Um tema querido (e rentável) da música popular é o das aventuras de Verão. E Holiday é um hino sobre ter tempo para si mesmo e através disso curar as aflições do espírito, com letra condizente com o pandemónio do concerto: “[…] Make a little room, I wanna free up from the vine, I wanna celebrate […]”. E todo este dia de festival e o concerto dos Turnstile em particular foram uma celebração: do regresso ao convívio com música aos berros, com os amigos, a uma vila que sabe acolher e com a mística de quase trinta anos de certame.
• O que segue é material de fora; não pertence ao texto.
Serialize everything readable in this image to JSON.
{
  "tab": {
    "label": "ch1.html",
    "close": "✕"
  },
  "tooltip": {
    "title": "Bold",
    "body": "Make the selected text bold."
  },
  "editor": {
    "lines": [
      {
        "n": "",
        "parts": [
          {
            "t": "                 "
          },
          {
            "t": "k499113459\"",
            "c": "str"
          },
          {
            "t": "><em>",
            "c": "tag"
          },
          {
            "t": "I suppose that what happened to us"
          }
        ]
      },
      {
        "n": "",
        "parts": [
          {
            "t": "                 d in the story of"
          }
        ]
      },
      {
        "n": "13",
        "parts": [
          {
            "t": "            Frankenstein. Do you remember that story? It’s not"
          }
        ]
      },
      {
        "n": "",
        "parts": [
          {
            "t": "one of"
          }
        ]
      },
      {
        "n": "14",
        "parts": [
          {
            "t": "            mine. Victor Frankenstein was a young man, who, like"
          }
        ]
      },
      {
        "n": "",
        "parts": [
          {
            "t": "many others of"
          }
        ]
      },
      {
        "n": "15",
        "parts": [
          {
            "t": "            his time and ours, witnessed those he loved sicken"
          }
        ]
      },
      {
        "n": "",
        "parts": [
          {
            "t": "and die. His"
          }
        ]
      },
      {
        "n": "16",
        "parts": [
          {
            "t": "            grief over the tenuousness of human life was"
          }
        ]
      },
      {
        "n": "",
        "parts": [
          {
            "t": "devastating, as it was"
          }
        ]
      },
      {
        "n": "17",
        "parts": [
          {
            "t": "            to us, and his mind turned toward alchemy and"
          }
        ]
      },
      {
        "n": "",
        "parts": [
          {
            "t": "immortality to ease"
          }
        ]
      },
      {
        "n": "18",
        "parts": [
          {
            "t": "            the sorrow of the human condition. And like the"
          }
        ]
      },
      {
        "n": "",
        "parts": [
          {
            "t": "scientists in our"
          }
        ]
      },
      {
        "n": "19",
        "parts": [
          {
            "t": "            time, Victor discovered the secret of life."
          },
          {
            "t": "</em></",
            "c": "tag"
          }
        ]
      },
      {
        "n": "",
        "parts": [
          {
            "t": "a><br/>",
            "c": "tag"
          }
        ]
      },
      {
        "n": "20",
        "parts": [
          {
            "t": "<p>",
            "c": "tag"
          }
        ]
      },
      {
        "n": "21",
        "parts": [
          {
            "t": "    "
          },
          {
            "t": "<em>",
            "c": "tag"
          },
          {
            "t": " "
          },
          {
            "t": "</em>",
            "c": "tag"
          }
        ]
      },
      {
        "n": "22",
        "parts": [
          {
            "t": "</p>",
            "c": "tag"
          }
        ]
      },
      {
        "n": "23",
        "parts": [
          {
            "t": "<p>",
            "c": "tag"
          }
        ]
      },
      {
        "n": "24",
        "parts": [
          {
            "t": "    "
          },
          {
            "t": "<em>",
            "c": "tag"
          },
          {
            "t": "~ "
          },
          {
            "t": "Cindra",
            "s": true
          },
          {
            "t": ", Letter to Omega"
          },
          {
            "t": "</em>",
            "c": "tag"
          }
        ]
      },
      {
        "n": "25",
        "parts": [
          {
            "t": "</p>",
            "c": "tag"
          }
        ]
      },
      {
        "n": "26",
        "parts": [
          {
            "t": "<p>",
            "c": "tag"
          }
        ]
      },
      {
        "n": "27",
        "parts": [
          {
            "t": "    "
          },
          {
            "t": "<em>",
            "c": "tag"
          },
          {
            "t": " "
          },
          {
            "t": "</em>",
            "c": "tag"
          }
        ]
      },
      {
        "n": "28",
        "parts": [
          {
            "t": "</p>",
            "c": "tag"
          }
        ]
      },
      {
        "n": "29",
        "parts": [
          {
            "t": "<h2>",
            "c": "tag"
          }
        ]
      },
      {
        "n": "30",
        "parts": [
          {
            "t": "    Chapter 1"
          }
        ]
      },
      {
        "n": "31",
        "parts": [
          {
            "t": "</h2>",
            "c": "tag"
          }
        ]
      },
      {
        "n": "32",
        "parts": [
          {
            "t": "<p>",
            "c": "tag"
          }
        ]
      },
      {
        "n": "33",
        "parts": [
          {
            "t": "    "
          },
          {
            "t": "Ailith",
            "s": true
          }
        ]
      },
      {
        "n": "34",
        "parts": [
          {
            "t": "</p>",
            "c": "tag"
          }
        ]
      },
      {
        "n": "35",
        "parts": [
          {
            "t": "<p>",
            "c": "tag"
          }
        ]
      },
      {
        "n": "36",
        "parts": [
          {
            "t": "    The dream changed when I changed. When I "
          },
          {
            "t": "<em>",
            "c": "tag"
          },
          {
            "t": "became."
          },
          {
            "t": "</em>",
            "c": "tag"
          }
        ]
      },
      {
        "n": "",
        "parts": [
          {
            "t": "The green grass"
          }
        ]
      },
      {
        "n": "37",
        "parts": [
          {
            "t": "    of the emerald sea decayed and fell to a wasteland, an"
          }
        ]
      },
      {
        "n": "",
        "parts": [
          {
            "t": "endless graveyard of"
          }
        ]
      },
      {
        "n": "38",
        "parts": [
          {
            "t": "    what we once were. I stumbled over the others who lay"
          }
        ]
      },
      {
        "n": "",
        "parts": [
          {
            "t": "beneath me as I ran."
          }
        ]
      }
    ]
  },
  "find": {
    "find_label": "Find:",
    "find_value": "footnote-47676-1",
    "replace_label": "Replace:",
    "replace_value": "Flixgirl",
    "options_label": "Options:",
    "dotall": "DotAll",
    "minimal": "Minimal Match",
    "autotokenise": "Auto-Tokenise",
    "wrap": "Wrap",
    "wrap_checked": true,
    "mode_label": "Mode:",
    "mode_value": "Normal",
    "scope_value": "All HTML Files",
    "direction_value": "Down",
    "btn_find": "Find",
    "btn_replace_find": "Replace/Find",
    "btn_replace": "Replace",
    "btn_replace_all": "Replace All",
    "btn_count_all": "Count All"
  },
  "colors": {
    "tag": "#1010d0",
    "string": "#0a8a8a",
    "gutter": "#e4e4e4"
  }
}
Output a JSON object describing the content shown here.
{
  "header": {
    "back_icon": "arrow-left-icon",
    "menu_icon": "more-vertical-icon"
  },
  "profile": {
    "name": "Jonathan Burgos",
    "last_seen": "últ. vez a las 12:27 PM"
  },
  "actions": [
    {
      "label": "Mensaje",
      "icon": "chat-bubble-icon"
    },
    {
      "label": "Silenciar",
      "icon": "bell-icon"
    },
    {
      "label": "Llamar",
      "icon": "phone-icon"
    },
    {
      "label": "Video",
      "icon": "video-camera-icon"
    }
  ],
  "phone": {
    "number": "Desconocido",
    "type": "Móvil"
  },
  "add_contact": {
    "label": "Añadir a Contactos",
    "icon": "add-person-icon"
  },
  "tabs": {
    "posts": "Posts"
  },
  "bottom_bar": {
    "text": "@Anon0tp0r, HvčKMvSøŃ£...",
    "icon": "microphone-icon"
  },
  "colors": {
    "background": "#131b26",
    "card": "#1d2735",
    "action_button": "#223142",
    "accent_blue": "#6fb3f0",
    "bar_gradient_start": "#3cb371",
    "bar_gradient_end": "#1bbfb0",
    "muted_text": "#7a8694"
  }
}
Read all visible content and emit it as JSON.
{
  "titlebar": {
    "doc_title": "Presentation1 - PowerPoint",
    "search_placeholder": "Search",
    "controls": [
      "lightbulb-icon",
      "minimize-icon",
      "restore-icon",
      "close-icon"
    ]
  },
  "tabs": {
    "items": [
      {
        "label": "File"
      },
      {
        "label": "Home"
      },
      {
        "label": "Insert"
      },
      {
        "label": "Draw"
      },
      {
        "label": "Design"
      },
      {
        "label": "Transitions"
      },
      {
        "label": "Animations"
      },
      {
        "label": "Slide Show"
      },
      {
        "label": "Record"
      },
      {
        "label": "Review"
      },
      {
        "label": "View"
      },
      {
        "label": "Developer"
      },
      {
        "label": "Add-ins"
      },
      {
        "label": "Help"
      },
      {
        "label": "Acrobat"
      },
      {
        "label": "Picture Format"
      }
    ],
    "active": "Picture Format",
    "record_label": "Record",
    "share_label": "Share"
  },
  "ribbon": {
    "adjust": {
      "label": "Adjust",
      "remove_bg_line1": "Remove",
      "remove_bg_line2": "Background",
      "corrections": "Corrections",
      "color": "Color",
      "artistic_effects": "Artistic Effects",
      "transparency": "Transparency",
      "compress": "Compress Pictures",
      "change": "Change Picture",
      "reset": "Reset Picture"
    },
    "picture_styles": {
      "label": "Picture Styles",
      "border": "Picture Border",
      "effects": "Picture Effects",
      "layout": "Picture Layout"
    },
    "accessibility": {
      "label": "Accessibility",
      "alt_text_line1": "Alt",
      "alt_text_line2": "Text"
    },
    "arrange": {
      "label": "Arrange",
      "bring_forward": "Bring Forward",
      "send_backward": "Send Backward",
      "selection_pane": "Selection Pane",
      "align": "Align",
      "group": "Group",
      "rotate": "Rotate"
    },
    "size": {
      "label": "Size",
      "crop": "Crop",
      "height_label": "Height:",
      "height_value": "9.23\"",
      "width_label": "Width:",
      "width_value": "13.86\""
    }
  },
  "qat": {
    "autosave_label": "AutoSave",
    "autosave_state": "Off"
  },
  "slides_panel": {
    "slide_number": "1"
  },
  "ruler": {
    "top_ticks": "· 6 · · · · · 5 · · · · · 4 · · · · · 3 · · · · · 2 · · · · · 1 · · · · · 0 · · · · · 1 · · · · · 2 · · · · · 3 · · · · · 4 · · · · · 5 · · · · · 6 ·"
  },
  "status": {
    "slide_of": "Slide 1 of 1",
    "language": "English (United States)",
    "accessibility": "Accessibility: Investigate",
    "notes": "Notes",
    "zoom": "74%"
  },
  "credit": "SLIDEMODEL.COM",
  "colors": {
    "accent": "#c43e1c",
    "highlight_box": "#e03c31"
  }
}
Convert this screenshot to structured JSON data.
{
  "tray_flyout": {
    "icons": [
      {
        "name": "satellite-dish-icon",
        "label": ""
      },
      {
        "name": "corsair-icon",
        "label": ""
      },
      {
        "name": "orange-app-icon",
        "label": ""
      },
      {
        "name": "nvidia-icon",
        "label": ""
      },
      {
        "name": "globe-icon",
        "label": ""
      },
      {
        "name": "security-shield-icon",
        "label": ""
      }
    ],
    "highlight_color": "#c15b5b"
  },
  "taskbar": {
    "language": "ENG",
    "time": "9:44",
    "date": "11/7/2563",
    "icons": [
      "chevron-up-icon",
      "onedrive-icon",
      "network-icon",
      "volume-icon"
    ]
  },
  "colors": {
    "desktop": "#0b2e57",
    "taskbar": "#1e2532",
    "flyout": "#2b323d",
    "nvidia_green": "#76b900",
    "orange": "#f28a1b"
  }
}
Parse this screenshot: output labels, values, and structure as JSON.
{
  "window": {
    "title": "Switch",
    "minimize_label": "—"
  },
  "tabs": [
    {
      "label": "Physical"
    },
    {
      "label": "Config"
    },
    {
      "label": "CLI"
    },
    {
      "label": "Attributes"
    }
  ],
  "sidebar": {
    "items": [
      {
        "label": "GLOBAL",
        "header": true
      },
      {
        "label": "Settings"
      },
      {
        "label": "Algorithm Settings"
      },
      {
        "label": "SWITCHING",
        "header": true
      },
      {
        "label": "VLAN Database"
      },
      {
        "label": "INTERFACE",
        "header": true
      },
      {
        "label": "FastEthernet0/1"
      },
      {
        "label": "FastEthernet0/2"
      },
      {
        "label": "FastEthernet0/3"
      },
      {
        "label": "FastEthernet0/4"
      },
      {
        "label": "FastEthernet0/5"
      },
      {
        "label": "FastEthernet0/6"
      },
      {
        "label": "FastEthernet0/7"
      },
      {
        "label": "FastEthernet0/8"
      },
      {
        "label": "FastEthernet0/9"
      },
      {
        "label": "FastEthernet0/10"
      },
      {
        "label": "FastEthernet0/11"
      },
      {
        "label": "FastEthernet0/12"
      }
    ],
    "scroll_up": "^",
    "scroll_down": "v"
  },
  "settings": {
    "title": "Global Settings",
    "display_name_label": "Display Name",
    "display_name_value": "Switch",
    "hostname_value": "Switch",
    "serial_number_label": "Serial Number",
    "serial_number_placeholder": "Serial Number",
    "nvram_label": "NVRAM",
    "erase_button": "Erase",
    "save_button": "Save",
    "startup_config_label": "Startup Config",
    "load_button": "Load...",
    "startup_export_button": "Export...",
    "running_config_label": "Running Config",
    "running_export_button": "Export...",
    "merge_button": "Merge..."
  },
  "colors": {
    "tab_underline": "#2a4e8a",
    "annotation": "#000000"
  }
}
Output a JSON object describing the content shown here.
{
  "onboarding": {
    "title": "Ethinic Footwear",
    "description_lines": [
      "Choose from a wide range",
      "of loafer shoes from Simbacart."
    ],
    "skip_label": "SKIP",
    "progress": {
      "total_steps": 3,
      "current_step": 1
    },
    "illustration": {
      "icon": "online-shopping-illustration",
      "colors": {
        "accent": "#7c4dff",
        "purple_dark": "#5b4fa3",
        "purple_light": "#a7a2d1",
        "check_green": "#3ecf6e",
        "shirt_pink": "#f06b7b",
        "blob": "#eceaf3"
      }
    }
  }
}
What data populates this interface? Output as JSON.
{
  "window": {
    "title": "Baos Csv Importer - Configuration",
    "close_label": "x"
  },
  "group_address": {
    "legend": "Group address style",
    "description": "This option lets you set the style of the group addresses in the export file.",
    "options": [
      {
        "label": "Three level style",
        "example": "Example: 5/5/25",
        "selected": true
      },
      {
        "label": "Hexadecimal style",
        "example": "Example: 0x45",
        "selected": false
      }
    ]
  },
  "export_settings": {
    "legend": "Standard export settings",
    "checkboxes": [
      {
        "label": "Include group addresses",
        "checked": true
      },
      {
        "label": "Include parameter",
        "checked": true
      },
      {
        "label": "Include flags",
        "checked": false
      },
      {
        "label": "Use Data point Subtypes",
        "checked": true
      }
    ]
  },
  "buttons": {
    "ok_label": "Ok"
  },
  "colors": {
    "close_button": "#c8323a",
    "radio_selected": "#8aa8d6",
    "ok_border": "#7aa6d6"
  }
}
Coração a transbordar.
Brendan Yates, que passou o tempo a ser um Baryshnikov dos dois tempos e um trovador de uma corte caótica de vinte mil pessoas, revela uma t-shirt onde se lê “thank you”. Não haja dúvidas, com tanta onda positiva e, por parte do próprio, tanto agradecimento e desejo de que o amor e a amizade sejam os valores dominantes de quem ali esteja, os Turnstile são os anti-Cioran – está-se num cume de felicidade e não num cume do desespero, com todo o respeito para com o mestre romeno.
Era hora de ir embora, não sem antes de “abanar este sítio com amor, de um lado ao outro, à frente e lá atrás”, segundo Yates. Com T.L.C. (Turnstile Love Connection) perdemos toda a objectividade (e, por instantes, a caneta) e abrimos um pequeno pit. Na letra, os Turnstile agradecem-nos por se verem a si próprios e nós agradecemos à banda por ter sido o espelho da energia do público.
Lyons atira todas as águas de palco para o público, guitarristas atiram palhetas e alinhamentos e o baterista baquetas, no derradeiro gesto de agradecimento e simbiose da noite. Foi para isto que se inventou a música ao vivo. Medalha de ouro do festival e um murro em quem maldiz os cartazes de hoje em dia.
Depois desta noite de 18 de Agosto de 2022, T.L.C. mudou de significado para sempre: Turnstile Loves Coura.